Did you partake in any of London's other offerings while you were there?
Judy: By having the car, we got to do the things outside. We went to Stonehenge, Brighton and Windsor. We did things like Tower of London, a lot of things. We got to a point where there was a day where the kids totally rebelled and said, ‘We need a down day.’ They wanted to do nothing. That, to me, goes totally against me.
So, I got on the train by myself and went to Hampton Court, which is the Castle of King Henry the VIII and William and Mary (of which Judy is an alum). We did shopping. We went to Harrod’s.
We happened to go to Greenwich, where the time line is, the Greenwich mean time. And there’s an observatory right there in the middle of Greenwich Park. Well, it was closed for the entire time of the Olympics because that’s where they held the equestrian events.
But Rick still wanted them (the kids) to see Greenwich, so we went there, and lo and behold, there’s one of those volunteer guys, and we start talking to him, and said, ‘Oh, we’re so disappointed we can’t get to the Greenwich mean time line.’ And he said, ‘There’s not just one point, it’s a line. I can tell you where to go and where to see it where it’s not in the closed part.’
So, we went over there, and he also recommended this little pub that was right there next to the line. We stood on the line and took pictures and then went into the pub. And the pub was showing the equestrian event, which was literally a half a block away. So, the coolest thing … this was the day where Britain ended up winning the gold medal, and it had been 60 years or something. So, we’re in this pub watching it on TV, and you could hear the crowd cheer before it came on TV.
Any celebrity sightings?
Judy: I saw a lot of athletes, but I didn’t know who they all were. Some of them were really friendly, some of them weren’t. You know who I ran into? The little gymnast who won last year, Shawn Johnson. And it was right when Julianne and Jack had gone to the dive competition. So, I was back at the P&G House waiting for them. So, here’s Shawn Johnson, walking right in front of me. She’s actually a P&G athlete. A lot of them are signed up to be spokespersons for their products.
So, here she was there. I’m like, ‘Shawn?’ She turned around and I said, ‘Oh my gosh, my daughter’s not here. Are you going to be here awhile?’ And she said, ‘No, I’m leaving,’ and just turned around and walked away. She wasn’t very friendly. (Laughing)
We know the Ledecky family. Katie Ledecky from Bethesda. She’s 15 years old, and she won the gold for the 800-meter. I kept hoping they’d come in, but they never came in. Her brother just graduated from Gonzaga, and Jack knows him. We watched her on TV just like everybody else.

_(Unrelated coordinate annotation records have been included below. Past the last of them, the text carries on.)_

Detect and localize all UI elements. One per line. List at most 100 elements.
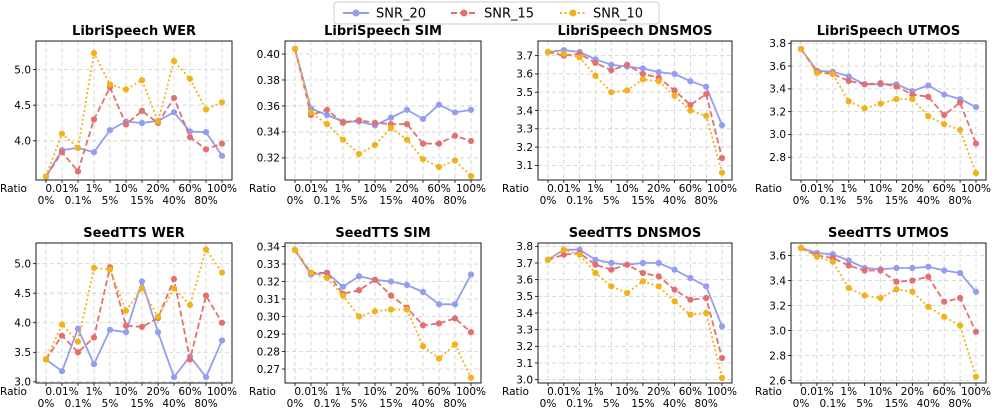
- x-tick-label: 5%: [603, 398, 620, 408]
- data-point: [925, 113, 932, 120]
- x-tick-label: 60%: [679, 386, 702, 398]
- data-point: [703, 112, 710, 120]
- data-point: [419, 140, 427, 147]
- x-tick-label: 20%: [901, 183, 924, 195]
- data-point: [718, 323, 726, 330]
- data-point: [877, 294, 884, 302]
- data-point: [797, 45, 805, 53]
- y-tick-label: 4.0: [14, 136, 31, 148]
- y-tick-label: 3.1: [516, 160, 533, 172]
- data-point: [371, 276, 379, 283]
- x-tick-label: 10%: [615, 183, 638, 195]
- series-snr-15: [797, 244, 980, 335]
- x-tick-label: 10%: [615, 386, 638, 398]
- x-tick-label: 0.01%: [800, 183, 833, 195]
- data-point: [639, 76, 647, 83]
- data-point: [592, 261, 599, 268]
- series-line-snr-20: [800, 247, 977, 293]
- y-tick-label: 2.8: [769, 152, 786, 164]
- data-point: [323, 111, 331, 119]
- data-point: [813, 69, 821, 77]
- x-tick-label: 10%: [869, 386, 892, 398]
- data-point: [138, 278, 146, 285]
- series-line-snr-10: [294, 48, 472, 177]
- x-tick-label: 20%: [146, 386, 169, 398]
- panel-librispeech-utmos: LibriSpeech UTMOS 2.8 3.0 3.2 3.4 3.6 3.8 0%0.0…: [755, 24, 991, 207]
- panel-seedtts-dnsmos: SeedTTS DNSMOS 3.0 3.1 3.2 3.3 3.4 3.5 3.6 3.7 3.…: [502, 226, 737, 408]
- data-point: [323, 106, 331, 113]
- y-tick-label: 0.36: [257, 101, 281, 113]
- data-point: [58, 321, 66, 328]
- x-axis-label: Ratio: [755, 183, 782, 195]
- data-point: [925, 93, 932, 100]
- series-snr-20: [42, 109, 226, 180]
- x-tick-label: 5%: [603, 195, 620, 207]
- data-point: [218, 152, 226, 159]
- chart-title: SeedTTS DNSMOS: [569, 226, 702, 241]
- data-point: [639, 65, 647, 72]
- y-tick-label: 3.1: [516, 358, 533, 370]
- y-tick-label: 3.0: [14, 377, 31, 389]
- data-point: [403, 136, 411, 143]
- y-tick-label: 3.5: [516, 291, 533, 303]
- data-point: [218, 99, 226, 106]
- data-point: [639, 70, 647, 78]
- y-tick-label: 3.4: [516, 105, 533, 117]
- charts: LibriSpeech WER4.04.55.00%0.01%0.1%1%5%1…: [0, 24, 991, 408]
- x-tick-label: 60%: [933, 183, 956, 195]
- series-line-snr-10: [294, 249, 472, 379]
- x-tick-label: 0%: [793, 398, 810, 408]
- x-tick-label: 1%: [335, 386, 352, 398]
- x-tick-label: 100%: [707, 386, 737, 398]
- data-point: [170, 285, 178, 292]
- x-tick-label: 20%: [395, 183, 418, 195]
- x-tick-label: 0.01%: [294, 183, 327, 195]
- x-tick-label: 0.1%: [65, 195, 92, 207]
- x-tick-label: 60%: [679, 183, 702, 195]
- x-tick-label: 60%: [933, 386, 956, 398]
- data-point: [202, 106, 210, 113]
- data-point: [307, 109, 315, 116]
- series-line-snr-15: [45, 266, 223, 361]
- x-tick-label: 40%: [663, 195, 686, 207]
- data-point: [972, 328, 980, 335]
- x-axis-label: Ratio: [0, 386, 27, 398]
- chart-title: SeedTTS SIM: [335, 226, 430, 241]
- data-point: [42, 356, 50, 363]
- x-tick-label: 0.1%: [819, 195, 846, 207]
- series-snr-15: [544, 249, 726, 362]
- data-point: [122, 322, 130, 329]
- data-point: [718, 169, 726, 176]
- x-tick-label: 20%: [395, 386, 418, 398]
- data-point: [339, 292, 347, 299]
- x-tick-label: 15%: [885, 195, 908, 207]
- x-tick-label: 15%: [130, 398, 153, 408]
- data-point: [154, 313, 162, 320]
- data-point: [170, 94, 178, 102]
- data-point: [877, 80, 884, 87]
- data-point: [451, 341, 459, 348]
- data-point: [576, 251, 583, 258]
- x-tick-label: 0%: [540, 195, 557, 207]
- x-tick-label: 0%: [38, 398, 55, 408]
- y-tick-label: 3.4: [769, 84, 786, 96]
- y-tick-label: 3.7: [516, 50, 533, 62]
- legend-item-snr-10: SNR_10: [560, 7, 643, 22]
- x-tick-label: 0%: [38, 195, 55, 207]
- x-tick-label: 1%: [840, 386, 857, 398]
- data-point: [202, 246, 210, 253]
- data-point: [623, 261, 631, 268]
- series-line-snr-15: [294, 48, 472, 145]
- series-line-snr-15: [547, 252, 723, 359]
- x-tick-label: 0.1%: [314, 398, 341, 408]
- data-point: [451, 301, 459, 308]
- x-axis-label: Ratio: [249, 183, 276, 195]
- x-tick-label: 5%: [351, 195, 368, 207]
- x-tick-label: 5%: [102, 195, 119, 207]
- series-snr-10: [797, 45, 980, 177]
- data-point: [403, 106, 411, 113]
- data-point: [687, 274, 694, 282]
- data-point: [106, 127, 114, 134]
- chart-title: SeedTTS WER: [83, 226, 184, 241]
- data-point: [687, 296, 694, 303]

But the big disappointment about being there and watching it on TV was that it was a total British perspective. In fact, for that particular event, you know, Rebecca Addington was the third place winner from Britain, and they all thought she was going to win, of course. So, the ceremony was starting, and they’re giving Rebecca her bronze and I’m yelling at everyone to ‘hurry up’ so we can see Katie get her gold. You know that they cut it? Right after Rebecca got her bronze. There was nothing more of the ceremony. But, they have no commercials during their Olympics, which was great.
[The Joyce family also encountered gold-winning U.S. judo athlete Kayla Harrison (pictured with the Joyce family above) while in the Procter and Gamble Family House. Judy struck up a conversation with her, not because she recognized her as a gold-winning athlete, but rather because she was wearing Dr. Dre Beats' headphones that Judy’s son, Jack, had expressed interest in owning. Quickly though, Judy’s kids pointed out to her who she was actually talking to. The Joyce family asked if she would pose with them for a picture. Harrison readily agreed to it, even pulling her gold medal out of her pocket and placing it around her neck for the photo op. Harrison also let every member of the Joyce family hold her medal and, per Judy, was “wonderful, super friendly”.]
How would you grade London as a host?
Judy: I’d have to give it 100 percent, AAA rating, everything great. They were all volunteers. There were just masses of them everywhere. Along the route, if you had to walk from the station to the venue. It couldn’t have been better.